Ttracker - How it Works
2010-02-12 Moving docs to http://n2.talis.com/wiki/Ttracker
Source code under http://hyperdata.org/svn/ttracker/ highlighted on Wiki at http://hyperdata.org/wiki/browser/ttracker
Client-side
HTML pages you wish to track should contain a block of Javascript which will do an AJAX call to a server-side PHP script. This Javascript looks like this:
<!-- Ttracker -->
<script type="text/javascript">
document.write(unescape("%3Cscript src='http://hyperdata.org/ttracker/js/tt.js' type='text/javascript'%3E%3C/script%3E"));
var tracker = new Tracker();
var url = tracker.getEscapedUrl();
var datetime = tracker.getEscapedDateTime();
var form = "%3Cform name='ttracker' action='http://hyperdata.org/ttracker/php/tracker.php' method='post'%3E"
+ "%3Cinput type='text' name='url' value='"+url+"' /%3E"
+ "%3Cinput type='text' name='datetime' value='"+datetime+"' /%3E"
+ "%3C/form%3E";
document.write(unescape(form));
document.ttracker.submit();
</script>
<!-- End Ttracker block -->
The auxiliary script tt.js pulls out the page URI etc. from HTML DOM and generates a timestamp. These are passed to the server through a POST call from a dynamically-created HTML FORM (above).
see: index.html
Server-side
The server-side handling is achieved through a bunch of PHP scripts.

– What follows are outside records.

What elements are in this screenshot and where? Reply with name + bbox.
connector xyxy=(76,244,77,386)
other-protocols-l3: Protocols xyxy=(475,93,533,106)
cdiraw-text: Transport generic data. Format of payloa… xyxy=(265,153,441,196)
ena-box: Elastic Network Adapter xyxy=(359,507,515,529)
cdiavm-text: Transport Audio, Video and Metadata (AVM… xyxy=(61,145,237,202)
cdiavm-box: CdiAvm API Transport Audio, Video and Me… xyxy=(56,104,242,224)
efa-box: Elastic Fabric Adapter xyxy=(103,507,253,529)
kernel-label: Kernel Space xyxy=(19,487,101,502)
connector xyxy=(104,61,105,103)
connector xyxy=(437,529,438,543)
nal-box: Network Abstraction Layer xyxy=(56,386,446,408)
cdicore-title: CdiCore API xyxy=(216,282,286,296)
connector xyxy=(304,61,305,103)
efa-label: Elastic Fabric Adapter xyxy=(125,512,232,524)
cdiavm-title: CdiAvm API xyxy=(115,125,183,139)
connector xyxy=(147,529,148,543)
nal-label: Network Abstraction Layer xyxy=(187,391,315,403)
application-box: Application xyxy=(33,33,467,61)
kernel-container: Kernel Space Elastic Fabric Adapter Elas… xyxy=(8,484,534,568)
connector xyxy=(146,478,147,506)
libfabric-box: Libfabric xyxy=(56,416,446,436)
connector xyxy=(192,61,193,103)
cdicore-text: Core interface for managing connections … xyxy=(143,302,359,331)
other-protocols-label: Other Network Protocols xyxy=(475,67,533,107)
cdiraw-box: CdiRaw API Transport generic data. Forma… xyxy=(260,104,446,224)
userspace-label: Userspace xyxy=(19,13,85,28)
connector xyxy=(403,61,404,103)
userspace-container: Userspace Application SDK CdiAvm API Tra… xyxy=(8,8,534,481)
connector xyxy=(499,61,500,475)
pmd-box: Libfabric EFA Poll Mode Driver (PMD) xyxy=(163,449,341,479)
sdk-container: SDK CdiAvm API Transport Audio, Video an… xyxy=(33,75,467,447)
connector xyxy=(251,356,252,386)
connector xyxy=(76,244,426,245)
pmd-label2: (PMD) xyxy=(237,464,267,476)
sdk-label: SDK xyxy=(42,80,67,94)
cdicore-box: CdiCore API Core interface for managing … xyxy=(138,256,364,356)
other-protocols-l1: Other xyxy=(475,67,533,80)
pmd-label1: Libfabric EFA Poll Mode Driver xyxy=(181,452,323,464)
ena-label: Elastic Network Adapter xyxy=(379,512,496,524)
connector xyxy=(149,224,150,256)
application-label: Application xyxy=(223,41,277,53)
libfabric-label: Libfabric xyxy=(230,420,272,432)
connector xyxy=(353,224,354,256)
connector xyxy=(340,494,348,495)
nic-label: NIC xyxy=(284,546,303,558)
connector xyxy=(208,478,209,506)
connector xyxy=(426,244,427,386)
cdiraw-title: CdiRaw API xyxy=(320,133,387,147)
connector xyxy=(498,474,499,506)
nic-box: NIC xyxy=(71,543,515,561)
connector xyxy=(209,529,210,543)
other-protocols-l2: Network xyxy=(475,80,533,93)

Processing flow occurs through tracker.php.
Although the scripts do take a second or two to run, this is unlikely to be an issue as the server-side calls are asynchronous and so shouldn't affect normal browser activity.
The basic processing sequence is as follows:
- Request data is obtained (including values passed through POST call)
- Data is RDFized (with helper requestrdf.php)
- RDF is POSTed to Store
- A SPARQL ASK query is run against the store to see if the target page itself has been analysed yet (the triple <pageURI> rdf:type foaf:Document is used as a flag)
- ... If the page hasn't been analysed, disembed.php is used to parse out any embedded data
- ... Flag triple is added (still in disembed.php)
- ... Resulting RDF (plus flag triple) is POSTed to store
The current version includes some custom logging (via Apache) for debugging purposes.